Republicans and other home health industry interest groups have requested these new regulations by the Labor Department be delayed due to the fact that they could potentially have a devastating impact on agencies across the country. However, the Labor Department has stated that it plans to uphold the legislation but will consider delaying the effective date.
According to the Wall Street Journal:
“The agency announced its decision late Tuesday afternoon in a blog post on its website, saying it won’t bring enforcement actions against any employer who doesn’t comply with the rule between the Jan. 1 effective date and June 30. During the six months after that, the agency will enforce the rule at “its discretion,” the blog post said. The agency will give “strong consideration” to the extent to which states and “other entities” have made good-faith efforts to bring their home-care programs into compliance, the blog said (Wall Street Journal).”

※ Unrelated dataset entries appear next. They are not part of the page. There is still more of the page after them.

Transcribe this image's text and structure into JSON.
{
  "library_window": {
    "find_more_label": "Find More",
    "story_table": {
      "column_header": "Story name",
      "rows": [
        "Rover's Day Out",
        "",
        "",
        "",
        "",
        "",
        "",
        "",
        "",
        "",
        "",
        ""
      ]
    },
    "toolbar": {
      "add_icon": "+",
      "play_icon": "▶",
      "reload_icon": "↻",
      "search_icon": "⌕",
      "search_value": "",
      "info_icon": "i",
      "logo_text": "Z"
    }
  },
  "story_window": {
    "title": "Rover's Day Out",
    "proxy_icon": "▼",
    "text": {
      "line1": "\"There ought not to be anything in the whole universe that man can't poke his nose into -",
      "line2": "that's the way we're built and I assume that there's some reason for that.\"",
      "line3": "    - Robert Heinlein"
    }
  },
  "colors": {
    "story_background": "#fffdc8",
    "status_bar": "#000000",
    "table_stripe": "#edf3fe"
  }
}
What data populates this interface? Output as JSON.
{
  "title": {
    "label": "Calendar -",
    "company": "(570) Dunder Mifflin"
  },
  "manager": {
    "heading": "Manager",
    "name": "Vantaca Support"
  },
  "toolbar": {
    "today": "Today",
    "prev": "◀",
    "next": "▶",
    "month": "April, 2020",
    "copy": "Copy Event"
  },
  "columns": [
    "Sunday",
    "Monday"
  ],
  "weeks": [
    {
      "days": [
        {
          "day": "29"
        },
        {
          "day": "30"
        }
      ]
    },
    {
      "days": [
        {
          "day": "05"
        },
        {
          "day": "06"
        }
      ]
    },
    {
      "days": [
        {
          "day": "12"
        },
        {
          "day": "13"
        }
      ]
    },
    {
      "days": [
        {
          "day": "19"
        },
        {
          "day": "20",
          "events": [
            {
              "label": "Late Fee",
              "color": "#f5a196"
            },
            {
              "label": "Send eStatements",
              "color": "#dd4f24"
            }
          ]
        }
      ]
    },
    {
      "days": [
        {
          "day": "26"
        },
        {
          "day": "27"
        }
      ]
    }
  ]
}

Many home health workers have praised the administration’s decision to address the issue of minimum wage, as well as protections regarding overtime pay- the pay many have been exempted from. Likewise, many groups believe that it’s taken far too long for the issue to finally be addressed in the first place. Many believe that the quality of care can be directly linked to the working conditions of employees. With more incentive, employees could be likely to improve their performance, given the higher morale. This would also make it more justifiable to retain the high-performing staff members. Not to say that caregivers just simply care about their paycheck, but a little incentive and increased morale can go a long ways in any industry.
There are two major perspectives on this issue; the first being that home health management groups believe that this will ultimately reduce their ability to provide adequate care. On the other side of the coin, employees and special interest groups believe the new guidelines could actually prove to be beneficial and even potentially raise the level of care quality by attracting more qualified employees. With the appeal of higher wages, it could potentially lead to employees with more experience entering the field in order to take advantage of the flexibility that the home care industry provides for many.
With the proposed changes to Medicare reimbursement, the opposing argument doesn’t seem completely unfounded. Additionally, new health care reform legislation will go into effect January of next year, which will require agencies with 50 or more employees to provide health coverage. However, the need for livable wages and a fair work environment must be addressed.
Increased wages in combination with proposed Medicare cuts could lead things in either direction. Where do you stand on the issue?